Нас ввели внутрь жука-повозки. Я огляделась, не вполне понимая, что именно вижу: внутри оказалось пусто, с потолка свисали странные отростки, похожие на порванные жилы. Они светились слабым голубоватым светом, который уродовал лица, мазал черным под глазами и носом. Пол и стены – бока и брюхо? – состояли из сцепленных пластин. Словно выпотрошили жука-носорога (летом ими кишел весь Алерт), точнее, его многократно увеличенную копию.
Мужчина со шрамами потянулся к одной из светящихся жил, дернул: наполовину утопленная в песок пластина медленно поползла, закрывая проем. Мы с Диего удивленно переглянулись. Пол закачался: жук поднимался на ножки.
Люди рассаживались вдоль стен, мы с Диего присоединились к ним, но выбрали отдаленное место.

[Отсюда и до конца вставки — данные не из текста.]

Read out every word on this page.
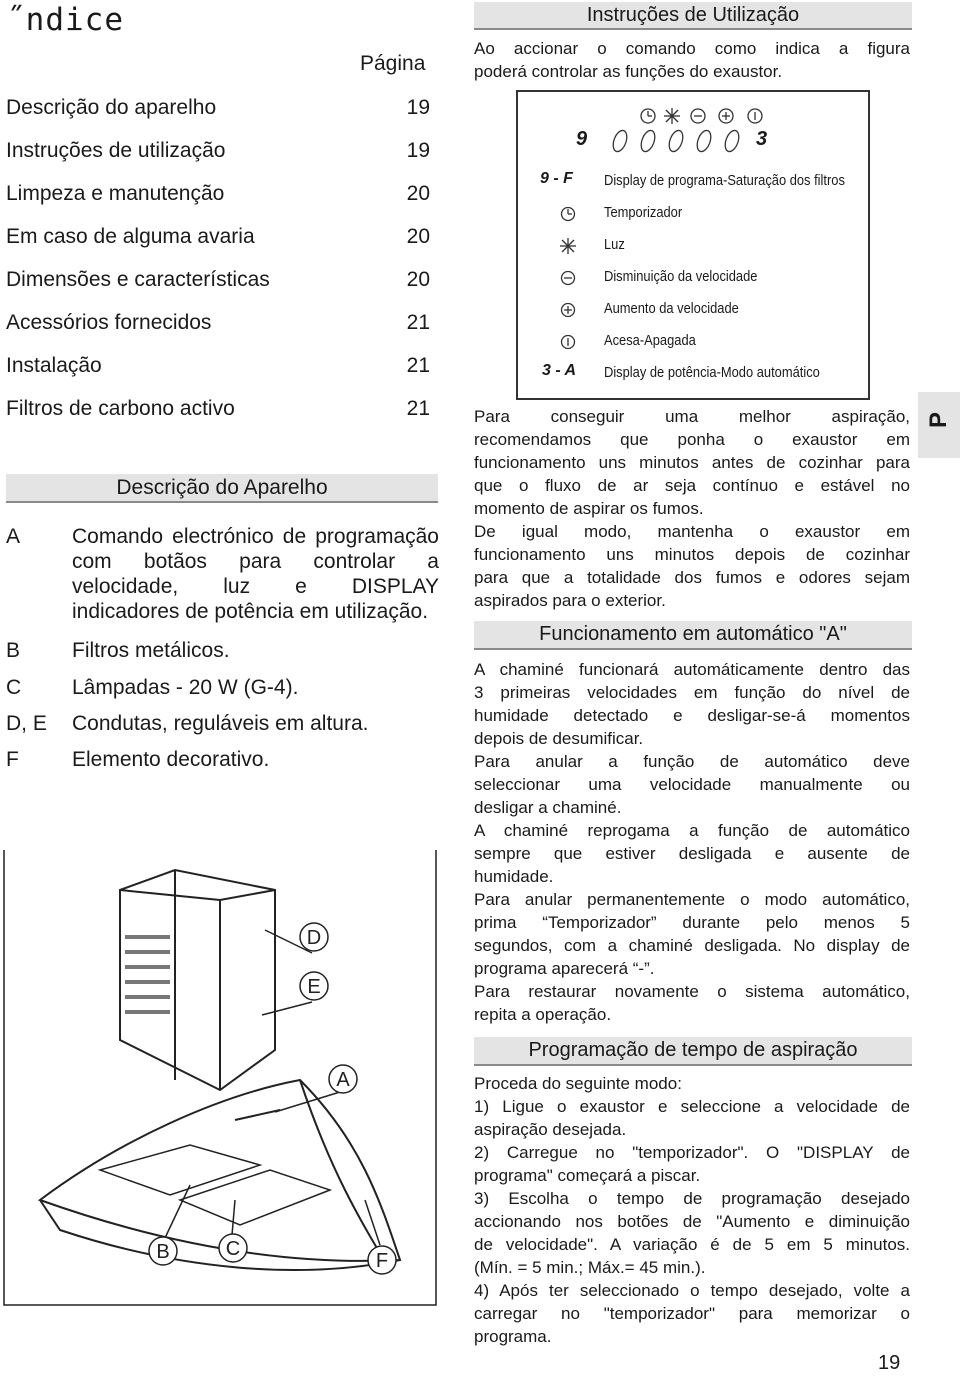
˝ndice
Página
Descrição do aparelho	19
Instruções de utilização	19
Limpeza e manutenção	20
Em caso de alguma avaria	20
Dimensões e características	20
Acessórios fornecidos	21
Instalação	21
Filtros de carbono activo	21
Descrição do Aparelho
A Comando electrónico de programação
com botãos para controlar a
velocidade, luz e DISPLAY
indicadores de potência em utilização.
B Filtros metálicos.
C Lâmpadas - 20 W (G-4).
D, E Condutas, reguláveis em altura.
F	Elemento decorativo.
D
E
A
B	C
F
Instruções de Utilização

Ao accionar o comando como indica a figura

poderá controlar as funções do exaustor.

9	3
9 - F Display de programa-Saturação dos filtros
Temporizador
Luz
Disminuição da velocidade
Aumento da velocidade
Acesa-Apagada
3 - A Display de potência-Modo automático

Para conseguir uma melhor aspiração,

recomendamos que ponha o exaustor em

funcionamento uns minutos antes de cozinhar para

que o fluxo de ar seja contínuo e estável no

momento de aspirar os fumos.

De igual modo, mantenha o exaustor em

funcionamento uns minutos depois de cozinhar

para que a totalidade dos fumos e odores sejam

aspirados para o exterior.

Funcionamento em automático "A"

A chaminé funcionará automáticamente dentro das

3 primeiras velocidades em função do nível de

humidade detectado e desligar-se-á momentos

depois de desumificar.

Para anular a função de automático deve

seleccionar uma velocidade manualmente ou

desligar a chaminé.

A chaminé reprogama a função de automático

sempre que estiver desligada e ausente de

humidade.

Para anular permanentemente o modo automático,

prima “Temporizador” durante pelo menos 5

segundos, com a chaminé desligada. No display de

programa aparecerá “-”.

Para restaurar novamente o sistema automático,

repita a operação.

Programação de tempo de aspiração

Proceda do seguinte modo:

1) Ligue o exaustor e seleccione a velocidade de

aspiração desejada.

2) Carregue no "temporizador". O "DISPLAY de

programa" começará a piscar.

3) Escolha o tempo de programação desejado

accionando nos botões de "Aumento e diminuição

de velocidade". A variação é de 5 em 5 minutos.

(Mín. = 5 min.; Máx.= 45 min.).

4) Após ter seleccionado o tempo desejado, volte a

carregar no "temporizador" para memorizar o

programa.

P
19
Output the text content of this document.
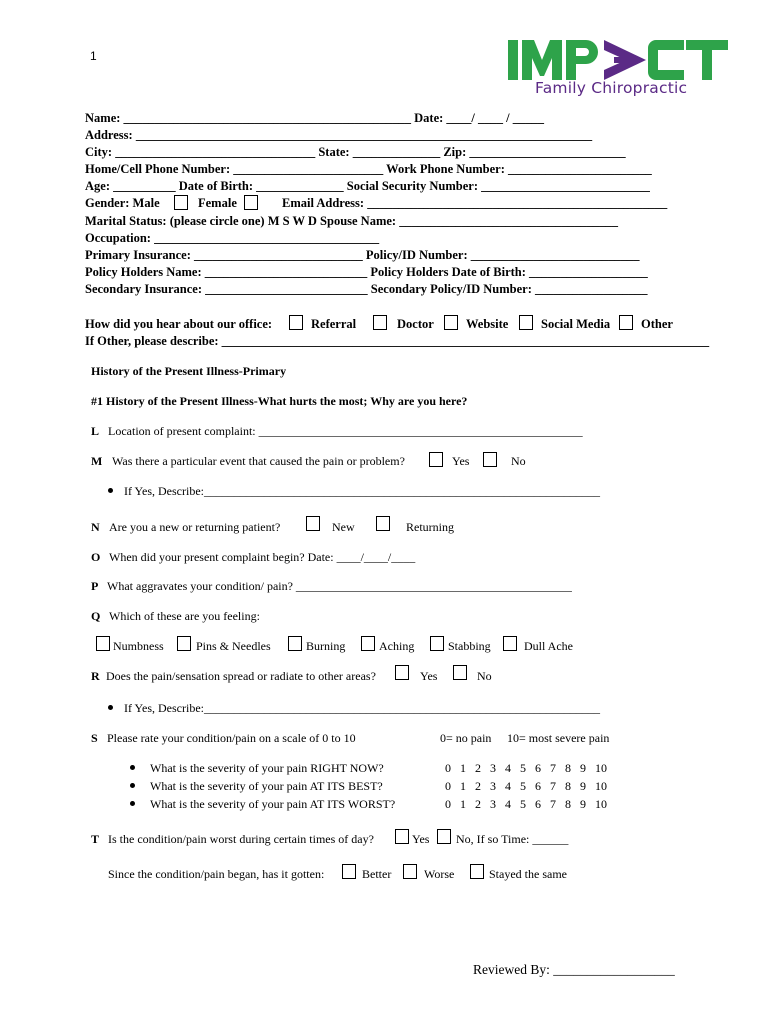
1
Family Chiropractic
Name: ______________________________________________ Date: ____/ ____ / _____
Address: _________________________________________________________________________
City: ________________________________ State: ______________ Zip: _________________________
Home/Cell Phone Number: ________________________ Work Phone Number: _______________________
Age: __________ Date of Birth: ______________ Social Security Number: ___________________________
Gender: Male	Female	Email Address: ________________________________________________
Marital Status: (please circle one) M S W D Spouse Name: ___________________________________
Occupation: ____________________________________
Primary Insurance: ___________________________ Policy/ID Number: ___________________________
Policy Holders Name: __________________________ Policy Holders Date of Birth: ___________________
Secondary Insurance: __________________________ Secondary Policy/ID Number: __________________
How did you hear about our office:	Referral	Doctor	Website	Social Media Other
If Other, please describe: ______________________________________________________________________________
History of the Present Illness-Primary
#1 History of the Present Illness-What hurts the most; Why are you here?
L Location of present complaint: ______________________________________________________
M Was there a particular event that caused the pain or problem?	Yes	No
If Yes, Describe:__________________________________________________________________
N Are you a new or returning patient?	New	Returning
O When did your present complaint begin? Date: ____/____/____
P What aggravates your condition/ pain? ______________________________________________
Q Which of these are you feeling:
Numbness	Pins & Needles	Burning	Aching	Stabbing	Dull Ache
R Does the pain/sensation spread or radiate to other areas?	Yes	No
If Yes, Describe:__________________________________________________________________
S Please rate your condition/pain on a scale of 0 to 10	0= no pain 10= most severe pain
What is the severity of your pain RIGHT NOW?	0   1   2   3   4   5   6   7   8   9   10
What is the severity of your pain AT ITS BEST?	0   1   2   3   4   5   6   7   8   9   10
What is the severity of your pain AT ITS WORST?	0   1   2   3   4   5   6   7   8   9   10
T Is the condition/pain worst during certain times of day?	Yes No, If so Time: ______
Since the condition/pain began, has it gotten:	Better	Worse	Stayed the same
Reviewed By: __________________
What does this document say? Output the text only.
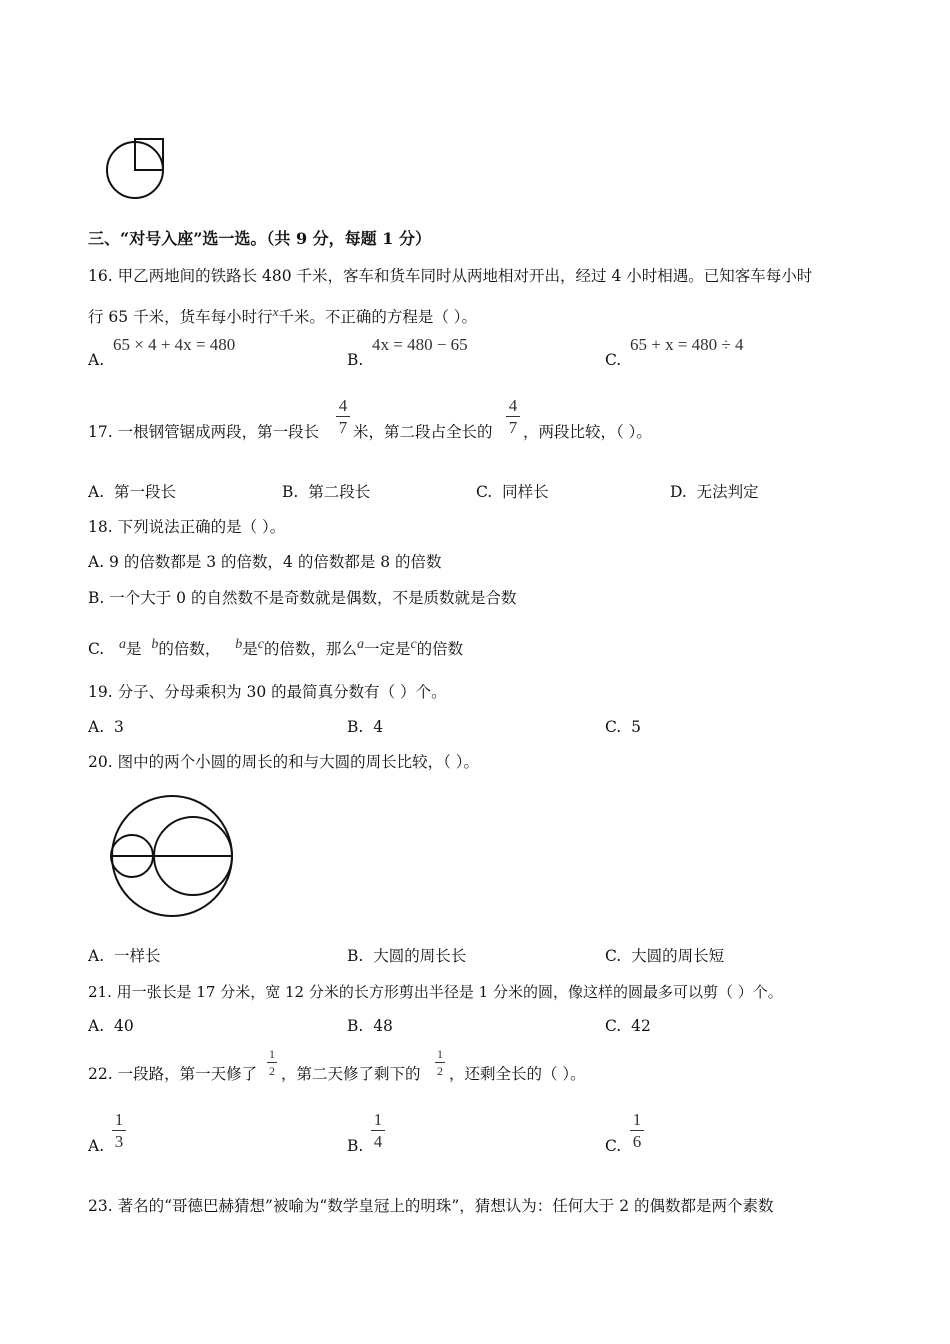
三、“对号入座”选一选。（共 9 分，每题 1 分）
16. 甲乙两地间的铁路长 480 千米，客车和货车同时从两地相对开出，经过 4 小时相遇。已知客车每小时
行 65 千米，货车每小时行$^x$千米。不正确的方程是（ ）。
A.
65 × 4 + 4x = 480
B.
4x = 480 − 65
C.
65 + x = 480 ÷ 4
17. 一根钢管锯成两段，第一段长
4
7 米，第二段占全长的
4
7 ，两段比较，（ ）。
A. 第一段长	B. 第二段长	C. 同样长	D. 无法判定
18. 下列说法正确的是（ ）。
A. 9 的倍数都是 3 的倍数，4 的倍数都是 8 的倍数
B. 一个大于 0 的自然数不是奇数就是偶数，不是质数就是合数
C. $^a$是 $^b$的倍数， $^b$是$^c$的倍数，那么$^a$一定是$^c$的倍数
19. 分子、分母乘积为 30 的最简真分数有（ ）个。
A. 3	B. 4	C. 5
20. 图中的两个小圆的周长的和与大圆的周长比较，（ ）。
A. 一样长	B. 大圆的周长长	C. 大圆的周长短
21. 用一张长是 17 分米，宽 12 分米的长方形剪出半径是 1 分米的圆，像这样的圆最多可以剪（ ）个。
A. 40	B. 48	C. 42
22. 一段路，第一天修了
1
2 ，第二天修了剩下的
1
2 ，还剩全长的（ ）。
A.
1
3	B.
1
4	C.
1
6
23. 著名的“哥德巴赫猜想”被喻为“数学皇冠上的明珠”，猜想认为：任何大于 2 的偶数都是两个素数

– Что же, теперь мы влюбленные?
– Простите. Это была глупая идея.
– Не извиняйтесь. Вы были напуганы, однако сумели взять себя в руки. И придумали что-то… оригинальное, но правдоподобное. В тот момент я бы лучшего и не придумал.
– Считаете, нам поверили?
Диего вдруг положил руку мне на затылок, притянул ближе – и поцеловал! Сердце подступило к горлу, кровь зашумела в висках. Мне стало страшно и неприятно, захотелось отстраниться, вырваться. Но вместо этого я сидела не шевелясь. В мыслях набатом било: «Но ведь он только что убил человека, он весь в его крови».
– Теперь, может, поверят, – Диего отстранился. – И еще: нам нужно перейти на «ты». Ведь странно, что сын кузнеца и дочь торговца, да еще и влюбленные, так сдержанны в разговорах.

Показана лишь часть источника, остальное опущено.